Thomson Reuters Foundation
Africa will be able to grow enough cereals to feed its growing population by 2050, but only if it breaks a culture of complacency and starts now to invest more in agriculture, scientists said on Monday.
Sub-Saharan Africa currently imports about 20 percent of its cereal needs, and this could rise to at least 50 percent by 2050, researchers said in a report published on Monday in the Proceedings of the National Academy of Sciences.
One way to meet growing demand is to expand the land area to grow crops, but this would mean cutting down forests or encroaching on protected nature reserves, leading to loss of biodiversity and increased greenhouse gas emissions, they said.
However, it is possible for the continent to feed a population expected to grow 2.5 times by 2050 by producing more food on the land already being planted, the report said.
This would need investment to boost crop yields, an increase the number of crops grown on the same plot of land, and an expansion of irrigation, they said.
“It’s achievable, but we have to break the complacency that we can continue with business as usual … (and) still feed ourselves,” said Kindie Tesfaye, co-author of the report and a scientist with the International Maize and Wheat Improvement Center in Addis Ababa.
“In many countries agriculture gets the lowest financial support in terms of GDP,” he told the Thomson Reuters Foundation by phone.

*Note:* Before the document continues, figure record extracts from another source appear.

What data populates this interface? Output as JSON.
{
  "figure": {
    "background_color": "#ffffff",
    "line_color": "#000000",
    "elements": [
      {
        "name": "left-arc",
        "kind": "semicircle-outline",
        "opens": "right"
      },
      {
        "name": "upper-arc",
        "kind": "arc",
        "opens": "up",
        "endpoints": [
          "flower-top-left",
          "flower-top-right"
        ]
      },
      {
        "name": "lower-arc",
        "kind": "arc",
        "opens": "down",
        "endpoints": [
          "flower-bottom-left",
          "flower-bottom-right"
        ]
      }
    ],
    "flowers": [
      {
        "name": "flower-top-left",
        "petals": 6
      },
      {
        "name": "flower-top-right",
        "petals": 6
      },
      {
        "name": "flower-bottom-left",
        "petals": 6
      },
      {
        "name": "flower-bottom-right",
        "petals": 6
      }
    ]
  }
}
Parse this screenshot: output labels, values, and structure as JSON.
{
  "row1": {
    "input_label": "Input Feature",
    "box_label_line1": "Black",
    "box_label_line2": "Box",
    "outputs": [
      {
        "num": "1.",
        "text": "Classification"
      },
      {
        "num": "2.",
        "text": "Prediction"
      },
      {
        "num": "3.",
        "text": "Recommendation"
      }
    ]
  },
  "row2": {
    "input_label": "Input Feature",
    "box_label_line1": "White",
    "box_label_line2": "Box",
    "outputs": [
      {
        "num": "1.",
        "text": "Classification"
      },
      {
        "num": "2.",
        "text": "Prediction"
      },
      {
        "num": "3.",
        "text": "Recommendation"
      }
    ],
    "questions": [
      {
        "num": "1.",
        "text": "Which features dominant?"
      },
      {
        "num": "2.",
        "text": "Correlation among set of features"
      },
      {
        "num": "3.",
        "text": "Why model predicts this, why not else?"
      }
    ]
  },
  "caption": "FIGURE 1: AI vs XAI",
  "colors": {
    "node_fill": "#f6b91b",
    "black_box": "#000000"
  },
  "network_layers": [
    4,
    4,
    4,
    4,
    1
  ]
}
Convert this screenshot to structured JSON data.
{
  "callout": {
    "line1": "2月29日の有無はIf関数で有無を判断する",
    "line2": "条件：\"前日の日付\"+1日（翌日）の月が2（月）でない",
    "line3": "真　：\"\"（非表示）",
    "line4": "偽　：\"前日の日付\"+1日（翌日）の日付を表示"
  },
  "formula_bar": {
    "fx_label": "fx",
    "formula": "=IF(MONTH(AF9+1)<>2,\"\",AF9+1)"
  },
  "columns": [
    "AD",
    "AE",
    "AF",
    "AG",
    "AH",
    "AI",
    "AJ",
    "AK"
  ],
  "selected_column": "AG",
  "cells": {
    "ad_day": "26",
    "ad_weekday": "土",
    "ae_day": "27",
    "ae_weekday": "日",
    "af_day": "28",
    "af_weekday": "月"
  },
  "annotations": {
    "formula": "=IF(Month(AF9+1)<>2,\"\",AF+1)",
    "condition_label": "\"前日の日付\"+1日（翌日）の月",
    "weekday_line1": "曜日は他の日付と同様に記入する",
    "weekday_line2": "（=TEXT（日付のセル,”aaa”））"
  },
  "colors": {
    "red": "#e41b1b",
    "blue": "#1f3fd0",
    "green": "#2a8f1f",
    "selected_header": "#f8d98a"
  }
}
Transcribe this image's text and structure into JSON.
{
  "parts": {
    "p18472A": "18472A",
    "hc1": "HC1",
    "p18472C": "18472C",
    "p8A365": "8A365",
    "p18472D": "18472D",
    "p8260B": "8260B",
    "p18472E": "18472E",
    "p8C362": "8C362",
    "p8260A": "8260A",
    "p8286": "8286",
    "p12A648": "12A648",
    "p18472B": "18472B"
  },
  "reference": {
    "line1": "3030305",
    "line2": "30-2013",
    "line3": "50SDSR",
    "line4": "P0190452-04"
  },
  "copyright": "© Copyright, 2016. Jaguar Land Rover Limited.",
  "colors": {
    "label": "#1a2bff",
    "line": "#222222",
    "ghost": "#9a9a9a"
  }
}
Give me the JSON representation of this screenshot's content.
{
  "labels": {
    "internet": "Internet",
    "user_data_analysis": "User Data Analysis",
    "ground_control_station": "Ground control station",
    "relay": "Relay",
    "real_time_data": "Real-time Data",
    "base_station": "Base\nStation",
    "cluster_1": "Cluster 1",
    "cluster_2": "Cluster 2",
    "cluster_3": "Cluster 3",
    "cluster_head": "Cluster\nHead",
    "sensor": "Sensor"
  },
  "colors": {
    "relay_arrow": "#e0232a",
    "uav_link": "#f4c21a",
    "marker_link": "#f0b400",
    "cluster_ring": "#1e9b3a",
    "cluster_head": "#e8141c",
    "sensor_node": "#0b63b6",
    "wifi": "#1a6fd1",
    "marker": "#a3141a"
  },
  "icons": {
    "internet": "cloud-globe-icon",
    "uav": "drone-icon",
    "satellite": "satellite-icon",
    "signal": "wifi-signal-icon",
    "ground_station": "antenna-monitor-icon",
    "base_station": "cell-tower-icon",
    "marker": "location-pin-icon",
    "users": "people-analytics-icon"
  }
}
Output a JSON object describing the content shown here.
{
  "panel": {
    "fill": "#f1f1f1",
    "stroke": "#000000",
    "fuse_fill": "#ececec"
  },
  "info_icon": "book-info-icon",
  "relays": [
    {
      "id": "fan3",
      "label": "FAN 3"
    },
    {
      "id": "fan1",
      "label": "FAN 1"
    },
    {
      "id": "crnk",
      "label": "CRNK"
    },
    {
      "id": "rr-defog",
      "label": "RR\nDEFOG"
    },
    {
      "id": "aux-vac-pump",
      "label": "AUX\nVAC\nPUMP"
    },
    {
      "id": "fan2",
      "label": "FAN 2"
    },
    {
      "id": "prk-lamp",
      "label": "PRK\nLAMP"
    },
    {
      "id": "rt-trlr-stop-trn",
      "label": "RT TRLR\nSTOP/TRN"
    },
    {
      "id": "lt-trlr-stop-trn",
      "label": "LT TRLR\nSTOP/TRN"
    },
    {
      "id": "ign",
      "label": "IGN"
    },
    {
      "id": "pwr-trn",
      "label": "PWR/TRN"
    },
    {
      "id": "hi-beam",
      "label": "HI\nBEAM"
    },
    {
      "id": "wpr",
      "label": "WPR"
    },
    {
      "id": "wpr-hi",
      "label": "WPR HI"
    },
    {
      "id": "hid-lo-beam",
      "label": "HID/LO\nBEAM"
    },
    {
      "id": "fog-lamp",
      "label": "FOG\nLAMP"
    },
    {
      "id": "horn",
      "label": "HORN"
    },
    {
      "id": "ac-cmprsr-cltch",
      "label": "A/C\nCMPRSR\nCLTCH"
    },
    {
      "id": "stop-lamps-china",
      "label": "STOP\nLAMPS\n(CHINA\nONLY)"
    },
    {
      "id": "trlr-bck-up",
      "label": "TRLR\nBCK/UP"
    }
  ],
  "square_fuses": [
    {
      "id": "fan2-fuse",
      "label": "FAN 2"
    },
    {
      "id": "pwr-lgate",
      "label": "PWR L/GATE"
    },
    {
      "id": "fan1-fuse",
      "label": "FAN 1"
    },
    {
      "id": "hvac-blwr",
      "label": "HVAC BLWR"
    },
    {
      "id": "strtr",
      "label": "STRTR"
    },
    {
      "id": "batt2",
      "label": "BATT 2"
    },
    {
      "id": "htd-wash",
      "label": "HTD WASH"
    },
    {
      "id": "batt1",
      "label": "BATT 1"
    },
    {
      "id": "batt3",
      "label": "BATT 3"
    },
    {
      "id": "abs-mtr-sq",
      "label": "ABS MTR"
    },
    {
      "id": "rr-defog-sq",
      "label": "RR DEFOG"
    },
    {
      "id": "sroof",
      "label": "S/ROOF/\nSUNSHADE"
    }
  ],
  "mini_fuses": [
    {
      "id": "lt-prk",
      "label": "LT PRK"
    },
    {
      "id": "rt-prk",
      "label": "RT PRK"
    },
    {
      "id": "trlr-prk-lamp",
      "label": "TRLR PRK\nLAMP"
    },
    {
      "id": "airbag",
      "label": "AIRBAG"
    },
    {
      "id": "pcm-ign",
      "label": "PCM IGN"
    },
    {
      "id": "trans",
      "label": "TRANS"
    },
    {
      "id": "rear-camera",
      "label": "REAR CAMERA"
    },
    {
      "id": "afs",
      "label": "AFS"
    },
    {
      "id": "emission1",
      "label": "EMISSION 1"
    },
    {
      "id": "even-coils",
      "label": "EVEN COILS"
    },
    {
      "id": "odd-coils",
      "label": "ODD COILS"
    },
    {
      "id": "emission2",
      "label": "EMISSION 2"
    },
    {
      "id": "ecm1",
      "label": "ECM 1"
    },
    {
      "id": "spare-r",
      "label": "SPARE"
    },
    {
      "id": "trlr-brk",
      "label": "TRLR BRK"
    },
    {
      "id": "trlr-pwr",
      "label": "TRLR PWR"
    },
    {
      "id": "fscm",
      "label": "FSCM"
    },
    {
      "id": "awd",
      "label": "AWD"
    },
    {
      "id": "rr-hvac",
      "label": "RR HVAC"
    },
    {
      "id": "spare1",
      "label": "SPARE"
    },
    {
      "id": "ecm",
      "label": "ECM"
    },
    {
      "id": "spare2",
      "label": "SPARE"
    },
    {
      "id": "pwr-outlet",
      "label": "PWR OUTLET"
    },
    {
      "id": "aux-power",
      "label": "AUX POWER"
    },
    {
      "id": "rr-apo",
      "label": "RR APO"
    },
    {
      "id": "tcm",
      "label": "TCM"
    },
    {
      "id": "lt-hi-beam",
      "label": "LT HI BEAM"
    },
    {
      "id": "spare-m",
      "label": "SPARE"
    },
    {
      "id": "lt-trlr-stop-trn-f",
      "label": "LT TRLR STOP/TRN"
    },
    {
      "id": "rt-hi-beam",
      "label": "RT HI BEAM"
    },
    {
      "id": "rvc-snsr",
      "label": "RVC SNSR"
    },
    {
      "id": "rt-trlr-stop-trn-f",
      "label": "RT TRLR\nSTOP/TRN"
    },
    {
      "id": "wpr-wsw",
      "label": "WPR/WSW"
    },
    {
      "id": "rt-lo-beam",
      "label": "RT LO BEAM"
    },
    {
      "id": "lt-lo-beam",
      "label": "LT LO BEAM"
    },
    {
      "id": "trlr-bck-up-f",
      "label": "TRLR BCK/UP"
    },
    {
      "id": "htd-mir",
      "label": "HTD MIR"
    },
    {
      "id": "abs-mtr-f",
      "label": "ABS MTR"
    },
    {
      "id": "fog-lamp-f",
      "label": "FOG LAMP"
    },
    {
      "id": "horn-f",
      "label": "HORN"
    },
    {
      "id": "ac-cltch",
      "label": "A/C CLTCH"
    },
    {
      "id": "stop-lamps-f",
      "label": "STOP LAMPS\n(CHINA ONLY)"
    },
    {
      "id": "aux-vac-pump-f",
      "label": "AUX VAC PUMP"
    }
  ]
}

Complacency among donors is also a problem, he said. After international food prices soared in 2008, both donors and African governments invested more in agriculture, but investments fell once the prices levelled off, he said.
“African countries need to look at what is coming in the next 50 or 60 years, in terms of feeding their population. That has to be planned ahead of time,” Tesfaye said.
The researchers looked at ten countries which together represent 54 percent of the total population of sub-Saharan Africa and 58 percent of its arable land.
They found that cereal yields in most countries surveyed are growing slower than population and demand, while the area planted has increased 14 percent in the last 10 years.
They also found that closing the gap between current yields per crop and potential yields – which in Africa is very wide – is not enough alone to feed Africa’s growing population.
“We were surprised, because the assumption is that … if Africa could close that gap, then it could feed itself and even be a bread basket for the rest of the world,” he said.
More than half of global population growth between now and 2050 is projected to occur in Africa, according to U.N. data.
“If intensification is not successful and massive cropland expansion is to be avoided, sub-Saharan Africa will become ever more dependent on imports of cereals than it is today,” Tesfaye said.